1. More free time.
One of the first things I’ve noticed about not having a phone is all the free time you have now. Think about the couple of seconds and minutes that you spent scrolling on your phone every time you have a moment, that time adds up. You can use all this newfound free time to be productive. The extra hour you gain can be used to catch up on work, read, procrastinate in other ways, or take a nap.
2. No more annoying apps.
Tinder, Snapchat, Instagram, Twitter, etc. Life without immediate access to these social apps is a lot less complicated. You start to lose the urge to stalk people on Facebook (Don’t act like you don’t), see who’s saying what about who subliminally on Twitter, and eventually you stop caring about a random snap chat or what your ex had for lunch on Instagram. Without a phone you start to live life without the fear of missing out on what your online “friends” are doing.
3. People don’t bother you anymore.
Smart phones are a source of anxiety, for a number of reasons, but mainly because they give so many other people access to you. Sometimes you don’t want to hear from anyone, and without a phone, people stop bothering you all the time, which is key if you are a person who appreciates some time alone. There are no new notifications to keep track of, no random drunk messages on the weekends, or annoying snapchat stories to go through. You get to talk and hear from the people who you want to hear more about. In a way, not having a phone gives you greater control over who you interact with in life.

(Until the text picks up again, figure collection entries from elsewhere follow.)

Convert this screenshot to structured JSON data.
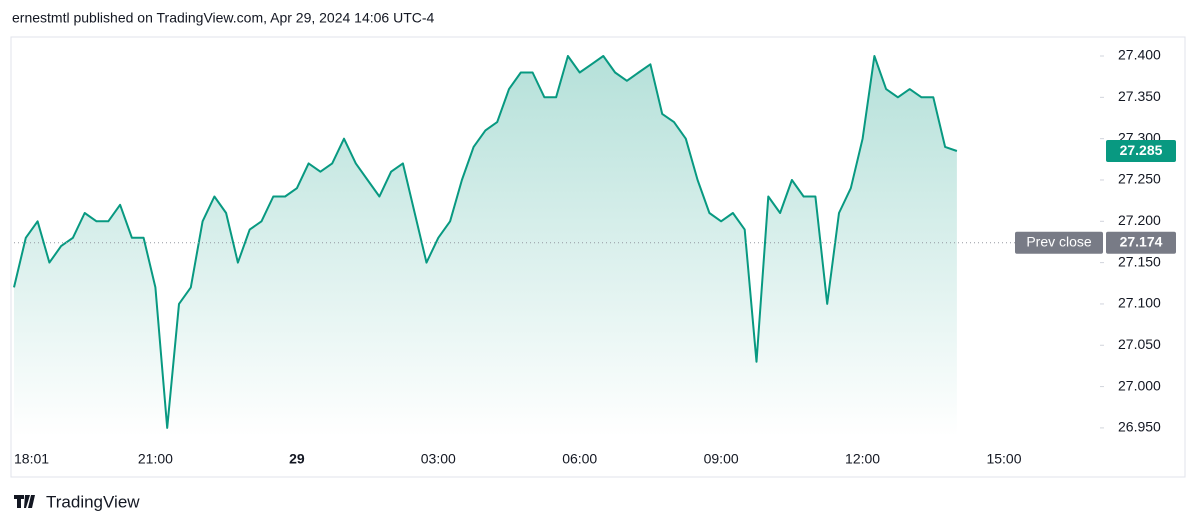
{
  "header": "ernestmtl published on TradingView.com, Apr 29, 2024 14:06 UTC-4",
  "footer": "TradingView",
  "chart_data": {
    "type": "area",
    "categories": [
      "18:01",
      null,
      null,
      null,
      null,
      null,
      null,
      null,
      null,
      null,
      null,
      null,
      "21:00",
      null,
      null,
      null,
      null,
      null,
      null,
      null,
      null,
      null,
      null,
      null,
      "29",
      null,
      null,
      null,
      null,
      null,
      null,
      null,
      null,
      null,
      null,
      null,
      "03:00",
      null,
      null,
      null,
      null,
      null,
      null,
      null,
      null,
      null,
      null,
      null,
      "06:00",
      null,
      null,
      null,
      null,
      null,
      null,
      null,
      null,
      null,
      null,
      null,
      "09:00",
      null,
      null,
      null,
      null,
      null,
      null,
      null,
      null,
      null,
      null,
      null,
      "12:00",
      null,
      null,
      null,
      null,
      null,
      null,
      null,
      null,
      null,
      null,
      null,
      "15:00"
    ],
    "values": [
      27.12,
      27.18,
      27.2,
      27.15,
      27.17,
      27.18,
      27.21,
      27.2,
      27.2,
      27.22,
      27.18,
      27.18,
      27.12,
      26.95,
      27.1,
      27.12,
      27.2,
      27.23,
      27.21,
      27.15,
      27.19,
      27.2,
      27.23,
      27.23,
      27.24,
      27.27,
      27.26,
      27.27,
      27.3,
      27.27,
      27.25,
      27.23,
      27.26,
      27.27,
      27.21,
      27.15,
      27.18,
      27.2,
      27.25,
      27.29,
      27.31,
      27.32,
      27.36,
      27.38,
      27.38,
      27.35,
      27.35,
      27.4,
      27.38,
      27.39,
      27.4,
      27.38,
      27.37,
      27.38,
      27.39,
      27.33,
      27.32,
      27.3,
      27.25,
      27.21,
      27.2,
      27.21,
      27.19,
      27.03,
      27.23,
      27.21,
      27.25,
      27.23,
      27.23,
      27.1,
      27.21,
      27.24,
      27.3,
      27.4,
      27.36,
      27.35,
      27.36,
      27.35,
      27.35,
      27.29,
      27.285,
      null,
      null,
      null,
      null
    ],
    "color": "#089981",
    "ylim": [
      26.939,
      27.423
    ],
    "yticks": [
      {
        "value": 26.95,
        "label": "26.950"
      },
      {
        "value": 27.0,
        "label": "27.000"
      },
      {
        "value": 27.05,
        "label": "27.050"
      },
      {
        "value": 27.1,
        "label": "27.100"
      },
      {
        "value": 27.15,
        "label": "27.150"
      },
      {
        "value": 27.2,
        "label": "27.200"
      },
      {
        "value": 27.25,
        "label": "27.250"
      },
      {
        "value": 27.3,
        "label": "27.300"
      },
      {
        "value": 27.35,
        "label": "27.350"
      },
      {
        "value": 27.4,
        "label": "27.400"
      }
    ],
    "last_value": 27.285,
    "prev_close": {
      "label": "Prev close",
      "value": 27.174
    }
  }
}
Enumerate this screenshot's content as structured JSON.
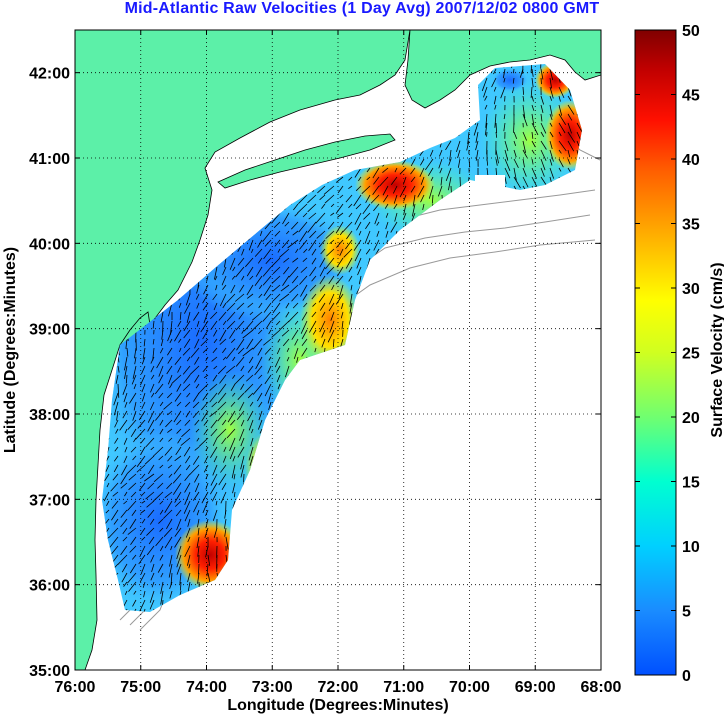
{
  "title": "Mid-Atlantic Raw Velocities (1 Day Avg) 2007/12/02 0800 GMT",
  "xlabel": "Longitude (Degrees:Minutes)",
  "ylabel": "Latitude (Degrees:Minutes)",
  "x_ticks": [
    "76:00",
    "75:00",
    "74:00",
    "73:00",
    "72:00",
    "71:00",
    "70:00",
    "69:00",
    "68:00"
  ],
  "y_ticks": [
    "35:00",
    "36:00",
    "37:00",
    "38:00",
    "39:00",
    "40:00",
    "41:00",
    "42:00"
  ],
  "colorbar": {
    "label": "Surface Velocity (cm/s)",
    "ticks": [
      "0",
      "5",
      "10",
      "15",
      "20",
      "25",
      "30",
      "35",
      "40",
      "45",
      "50"
    ],
    "range": [
      0,
      50
    ],
    "colors": [
      "#0050ff",
      "#1a8cff",
      "#00c8ff",
      "#00ffd8",
      "#60ff80",
      "#c8ff20",
      "#ffff00",
      "#ffc000",
      "#ff7000",
      "#ff1a00",
      "#c00000",
      "#800000"
    ]
  },
  "colors": {
    "land": "#5cf0a8",
    "ocean": "#ffffff",
    "title": "#1a1aff",
    "contour": "#888888"
  },
  "chart_data": {
    "type": "map",
    "xlim": [
      -76,
      -68
    ],
    "ylim": [
      35,
      42.5
    ],
    "grid": true,
    "units": "cm/s"
  }
}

4. Other ways of communicating are more in depth, and more insightful.
The best thing about not having a phone is that you don’t text anymore. I hate texting and everything that comes with it. Imagine a world where you don’t have to play the waiting game, decipher the tone of a text, or ask your friends to interpret an ambiguous message. No need to imagine, because that’s what the world was like up until the early 2000’s and it was awesome. Besides “old fashion” face to face communication, there’s also Skype, writing an actual letter, or emailing; hell even Facebook messaging beats texting. These other forms of communicating are more in depth, and more insightful and because of that, more rewarding and beneficial for you.
5. You actually start to make real plans.
The biggest challenge for me without a phone is that you actually have to start making real plans. Before, I was able to text a friend when I’m already near by and figure out plans from there. Now I have to actually plan things ahead, and it’s amazing. People are a lot less flaky when you ask them to make a commitment to a time and place in advance.